Joy Williams, 72, has been writing stories for decades. The Visiting Privilege is a progression of new and earlier stories. As in some of the best literature, many of her stage players enter broken but working it out, while others pass through to offer speed bumps at best and completely derail the course of events at worse. Meanwhile, Williams’ characters are wanderers of their own thoughts. Abandoned children, forgotten women, and damaged men strive for more, without an articulated goal. This road, even in a short piece, can seem endless.
Much of the collection involves the American struggle with processing sadness and troubled circumstance. As a result, the characters are miserable, even if they don’t know it, and most of them don’t. Emotions rise within the mood of each piece, which is perhaps the best weapon in Williams’ arsenal. Active denial isn’t the default course of the soul. Her characters are not conscious of their search for meaning and therefore avoiding the message. Through fluid and irrational thoughts, they fit and turn. They love and disconnect. They miss their marks. Like one character’s description of animals, Williams’ players “are closer to God than we... but they are lost to him.” Often, the only joy appears in the byline of each piece.

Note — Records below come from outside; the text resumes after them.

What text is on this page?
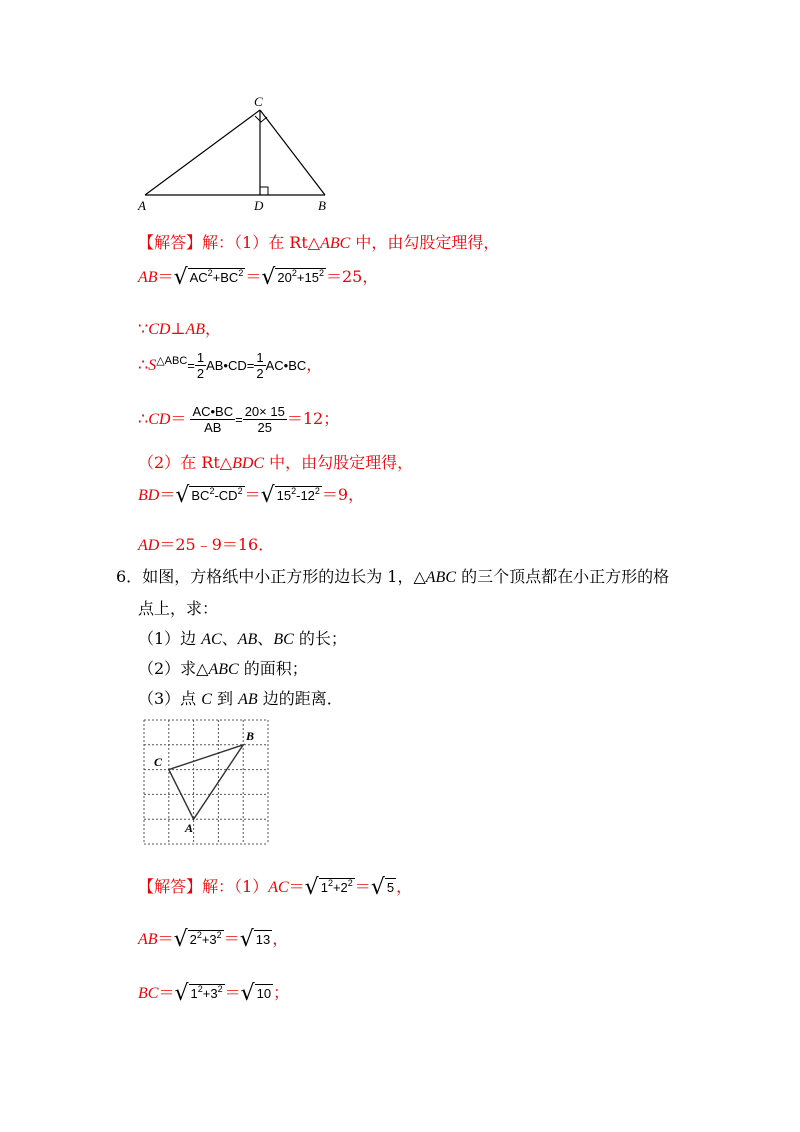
C
A	D	B
【解答】解：（1）在 Rt△ABC 中，由勾股定理得，
AB＝√ $AC^2+BC^2$ ＝√ $20^2+15^2 =25$，
∵CD⊥AB，
$\therefore S^{\triangle ABC}= \frac{1}{2}$ AB•CD= $\frac{1}{2}$ AC•BC，
∴CD＝ $\frac{AC•BC}{AB} = \frac{20\times 15}{25} =12$；
（2）在 Rt△BDC 中，由勾股定理得，
BD＝√ $BC^2-CD^2$ ＝√ $15^2-12^2 =9$，
AD＝25﹣9＝16．
6．如图，方格纸中小正方形的边长为 1，△ABC 的三个顶点都在小正方形的格
点上，求：
（1）边 AC、AB、BC 的长；
（2）求△ABC 的面积；
（3）点 C 到 AB 边的距离．
B
C
A
【解答】解：（1）AC＝√ $1^2+2^2$ ＝√ 5 ，
AB＝√ $2^2+3^2$ ＝√ 13 ，
BC＝√ $1^2+3^2$ ＝√ 10 ；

Williams’ lines can be clever and funny. It is what passes for brilliance today, and her slice of life pieces are certainly what passes for high literary art now. The verisimilitude and voyeurism of watching her players at work is reward enough. Typically no one’s life or fortune hangs in the balance. The “abyss” is an emotional pit, and we often learn as humans after falling into a cerebral hole that, well, we are still here, that we are still our inescapable selves. We can choose to end it all, and sometimes her characters do.
Tossing the hype aside, these aren’t arcing tales in structure, but a collection of moods and moments with an occasional dark phrase of comedy. The writing is clean and straightforward with an attention to detail that feels exact enough to go unnoticed. In that way, her prose is reminiscent of older more classic writers, even as she embraces the modern sensibility to mine every fraction of feeling. What you’ll get is insight to the unperceptive—the way we discover ourselves before awareness. It is indeed a book to be shelved among your collection and to be slowly savored over time.